Updated: Mar 6
Deciding to speak with a therapist can seem like a daunting task ... Feeling insecure, unhappy and unsure of the validity of your own thoughts is understandably both an overwhelming and oppressive experience. Choosing to see a therapist is essentially seeking out a total stranger to trust with the mixed emotions you feel unable to share even with your closest loved ones.
The modalities, approaches, areas of expertise, qualifications and associations often cited within the field of counselling can be confusing and often result in people getting lost in a series of acronyms and post nominal letters, so how important are those strings of letters and do they translate into a language you understand?
In my career I have often found that experience without qualifications can go unnoticed and qualifications without experience can provide a false set of expectations. Throw into the mix the misrepresentation of some less intensive certification programs being confused as professional designations and it’s easy to get completely lost!
I feel honoured when a client allows me into their world to help them navigate their best route forward, and the success of any professional therapeutic relationship begins with transparency and clarity.
So what is actually in that bowl of alphabet soup I offer you when you walk into my office?
· BA (Hons) – Bachelor of Arts in Community Justice is a 2nd Class, 1st Division honours degree conferred by the faculty of Law and Social Sciences at Manchester University, England.
A condensed full-time three year academic course of study with a focus on understanding the development of behaviour within a criminal context
· Dip. PS – Diploma in Probation Studies is the professional licence to practice as a Probation Officer awarded by the Home Office of England & Wales on completion of both my BA (Hons) and a two year practice based National Vocational Qualification (NVQ IV) in Working with Offending Behaviour.
The practice based NVQ had a focus on recidivism (reducing reoffending by enabling behavioural change in individuals)
· RP – Registered Psychotherapist with the College of Registered Psychotherapists of Ontario, Canada
Registration for independent practice granted in 2018 was based upon 540 hours of coherent program education within the scope of practice, as set out in the Psychotherapy Act, 2007: "The practice of psychotherapy is the assessment and treatment of cognitive, emotional or behavioural disturbances by psychotherapeutic means, delivered through a therapeutic relationship based primarily on verbal or non-verbal communication.", 4750 hours supervised, direct client contact hours, 500 clinical supervision hours, 200 hours ‘Safe and Effective Use of Self’ training hours, 1200 hours engaging in other, meaningful psychotherapeutic activities, possession of liability insurance, completion of jurisprudence/ ethics training and submission of a clinical supervisor’s evaluation. Maintaining registration requires evidence of the continued delivery of psychotherapeutic practice, ongoing professional development, self-assessment and randomly selected auditing.
· CPGC – Canadian Problem Gambling Counsellor awarded by the Canadian Problem Gambling Certification Board
Registration requires a minimum of 3500 counselling hours within 5 years prior to application, 800 hours specific to problem gamblers and their families and 700 within the mental health and addictions field, 100 hours of specialized problem gambling specific education. Recertification every 2 years requires evidence of an additional 32 hours of continuing education/ training in specific knowledge areas.

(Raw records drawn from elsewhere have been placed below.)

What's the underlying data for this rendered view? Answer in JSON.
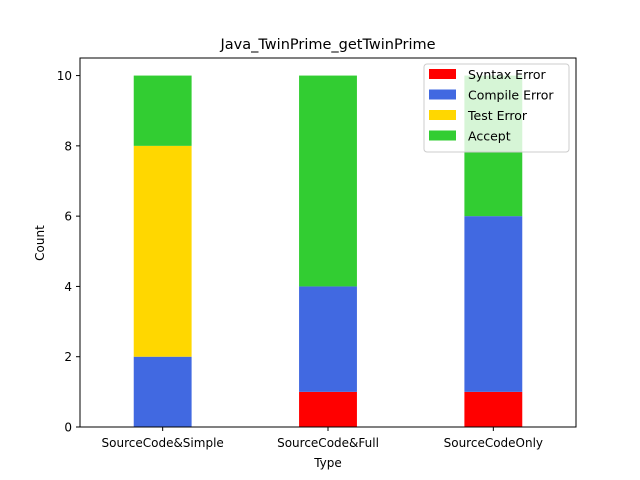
{
  "chart_data": {
    "type": "bar",
    "stacked": true,
    "title": "Java_TwinPrime_getTwinPrime",
    "xlabel": "Type",
    "ylabel": "Count",
    "categories": [
      "SourceCode&Simple",
      "SourceCode&Full",
      "SourceCodeOnly"
    ],
    "series": [
      {
        "name": "Syntax Error",
        "color": "#ff0000",
        "values": [
          0,
          1,
          1
        ]
      },
      {
        "name": "Compile Error",
        "color": "#4169e1",
        "values": [
          2,
          3,
          5
        ]
      },
      {
        "name": "Test Error",
        "color": "#ffd700",
        "values": [
          6,
          0,
          0
        ]
      },
      {
        "name": "Accept",
        "color": "#32cd32",
        "values": [
          2,
          6,
          4
        ]
      }
    ],
    "ylim": [
      0,
      10.5
    ],
    "yticks": [
      "0",
      "2",
      "4",
      "6",
      "8",
      "10"
    ],
    "grid": false,
    "legend_position": "top-right"
  }
}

· CCAC – Canadian Certified Addictions Counsellor awarded by the Canadian Addiction Counsellors Certification Federation
Registration requires a minimum of 4000 hours work experience within 5 years prior to application providing direct, supervised counselling to clients with a primary diagnosis of drug and/or alcohol addictions, 270 hours of formal university/college level education hours and 300 hours of supervised clinical training. Recertification every 2 years requires evidence of an additional 40 hours of continuing education/ training in specific knowledge areas.
· RTC – Registered Therapeutic Counsellor awarded by the Association of Cooperative Counselling Therapists, Canada
Registration requires 200 hours direct, supervised client contact hours, 360 hours of formal education in Applied Counselling, 200 hours clinical supervision, liability insurance and a clean criminal record check (CRC) with vulnerable sector clearance. Annual recertification requires evidence of an additional 30 hours of specific education/ training in applied counselling.
· MTC – Master Therapeutic Counsellor awarded by the Association of Cooperative Counselling Therapists, Canada
Registration requires 1000 hours direct, supervised client contact hours (500 within Canada), 360 hours of formal education in Applied Counselling, 250 hours clinical supervision, competency based evaluation from a clinical supervisor, referral from a counselling peer, liability insurance and a clean criminal record check (CRC) with vulnerable sector clearance. Annual recertification requires evidence of an additional 30 hours of specific education/ training in applied counselling.